Miller told the chatshow that #MeToo had been revolutionary and how proud he felt that French women were speaking out.

Upon seeing Miller praising #MeToo, the first woman came forward to Elle magazine, saying Miller had attempted to hypnotise and sexually assault her. In total, about 50 women contacted Elle magazine and Mediapart to describe what one called “a well-oiled predatory system” under which he targeted teenage girls and young women. Some of those women alleged he had assaulted or raped them.

In a written response to France 2 on Thursday night, Miller denied the allegations. “I have always assured myself of the consent of women that I spent time with, and I refute in the most categorical way any allegation of sexual assault, and particularly any allegation of rape,” he said.
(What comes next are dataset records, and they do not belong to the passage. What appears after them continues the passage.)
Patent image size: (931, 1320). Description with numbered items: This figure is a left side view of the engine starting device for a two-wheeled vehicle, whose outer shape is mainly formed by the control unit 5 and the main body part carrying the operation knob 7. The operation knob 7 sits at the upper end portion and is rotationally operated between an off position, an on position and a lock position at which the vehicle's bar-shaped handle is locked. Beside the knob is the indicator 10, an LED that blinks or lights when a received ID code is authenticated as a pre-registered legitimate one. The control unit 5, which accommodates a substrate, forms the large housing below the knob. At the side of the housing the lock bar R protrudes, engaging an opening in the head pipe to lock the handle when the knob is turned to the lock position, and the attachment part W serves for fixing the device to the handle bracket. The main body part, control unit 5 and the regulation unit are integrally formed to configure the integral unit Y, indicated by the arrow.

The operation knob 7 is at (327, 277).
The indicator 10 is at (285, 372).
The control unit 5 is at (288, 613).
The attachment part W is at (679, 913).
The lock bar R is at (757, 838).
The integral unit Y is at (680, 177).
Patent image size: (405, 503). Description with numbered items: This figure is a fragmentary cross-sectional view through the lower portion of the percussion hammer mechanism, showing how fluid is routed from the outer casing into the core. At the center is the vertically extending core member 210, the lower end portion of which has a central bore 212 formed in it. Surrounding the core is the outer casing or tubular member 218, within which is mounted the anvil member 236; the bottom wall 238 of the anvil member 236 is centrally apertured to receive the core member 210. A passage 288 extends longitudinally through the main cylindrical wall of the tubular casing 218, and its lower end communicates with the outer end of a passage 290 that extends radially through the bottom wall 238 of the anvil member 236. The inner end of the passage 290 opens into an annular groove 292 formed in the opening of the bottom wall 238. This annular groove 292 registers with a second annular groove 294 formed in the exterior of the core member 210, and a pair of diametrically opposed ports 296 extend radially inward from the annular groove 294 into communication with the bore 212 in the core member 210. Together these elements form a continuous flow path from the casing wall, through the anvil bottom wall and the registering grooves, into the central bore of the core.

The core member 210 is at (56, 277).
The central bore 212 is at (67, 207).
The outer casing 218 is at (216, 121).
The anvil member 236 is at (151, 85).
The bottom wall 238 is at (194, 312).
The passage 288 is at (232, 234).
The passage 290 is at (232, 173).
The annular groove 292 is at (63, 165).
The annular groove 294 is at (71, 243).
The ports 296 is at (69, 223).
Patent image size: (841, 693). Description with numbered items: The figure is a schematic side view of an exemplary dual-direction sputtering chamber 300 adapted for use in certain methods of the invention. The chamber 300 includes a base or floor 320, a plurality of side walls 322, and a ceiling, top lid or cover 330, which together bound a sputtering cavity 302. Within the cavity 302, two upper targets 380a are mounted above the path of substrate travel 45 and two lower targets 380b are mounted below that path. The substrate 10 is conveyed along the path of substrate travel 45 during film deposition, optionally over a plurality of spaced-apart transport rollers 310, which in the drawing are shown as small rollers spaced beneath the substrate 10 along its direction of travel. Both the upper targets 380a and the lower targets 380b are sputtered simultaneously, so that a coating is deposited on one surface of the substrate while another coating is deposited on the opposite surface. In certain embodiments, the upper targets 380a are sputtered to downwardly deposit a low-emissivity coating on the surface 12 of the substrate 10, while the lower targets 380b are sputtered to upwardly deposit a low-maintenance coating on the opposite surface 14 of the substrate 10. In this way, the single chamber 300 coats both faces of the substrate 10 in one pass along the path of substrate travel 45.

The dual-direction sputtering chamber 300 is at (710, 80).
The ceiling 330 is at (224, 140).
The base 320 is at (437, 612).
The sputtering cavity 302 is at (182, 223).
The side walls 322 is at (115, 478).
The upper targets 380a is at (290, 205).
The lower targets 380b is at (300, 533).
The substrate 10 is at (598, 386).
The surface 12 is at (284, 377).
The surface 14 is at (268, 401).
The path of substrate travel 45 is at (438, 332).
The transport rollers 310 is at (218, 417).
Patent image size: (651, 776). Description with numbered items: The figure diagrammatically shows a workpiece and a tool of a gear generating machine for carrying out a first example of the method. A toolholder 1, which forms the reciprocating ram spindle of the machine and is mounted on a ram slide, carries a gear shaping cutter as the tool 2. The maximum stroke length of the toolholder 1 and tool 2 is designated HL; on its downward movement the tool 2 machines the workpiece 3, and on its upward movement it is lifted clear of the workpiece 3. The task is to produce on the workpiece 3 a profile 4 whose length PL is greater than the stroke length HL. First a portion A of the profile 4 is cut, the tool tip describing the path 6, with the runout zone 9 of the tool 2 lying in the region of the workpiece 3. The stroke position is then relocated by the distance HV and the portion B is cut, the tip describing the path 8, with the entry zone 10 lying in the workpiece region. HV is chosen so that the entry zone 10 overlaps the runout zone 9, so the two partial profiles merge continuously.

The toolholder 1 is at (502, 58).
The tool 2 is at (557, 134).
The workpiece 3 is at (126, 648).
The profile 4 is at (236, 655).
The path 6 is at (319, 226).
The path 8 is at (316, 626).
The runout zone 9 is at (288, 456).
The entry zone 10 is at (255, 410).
“I have never practised hypnosis, neither in my office with patients nor more generally at home. Never. It was always simple conversations and playful moments of recreation. Those who accepted were absolutely not hypnotised and stayed perfectly conscious, able to interrupt the game at any instant.”

On allegations by some women that they blacked out, Miller said in the statement: “No one has ever found themselves in my home incapable of reacting, not after drinking anything, or in any other circumstance.”

He added: “I would never have imagined that meeting me at one moment or another of their life would have given women such negative memories and that their memories and mine could differ to this extent.”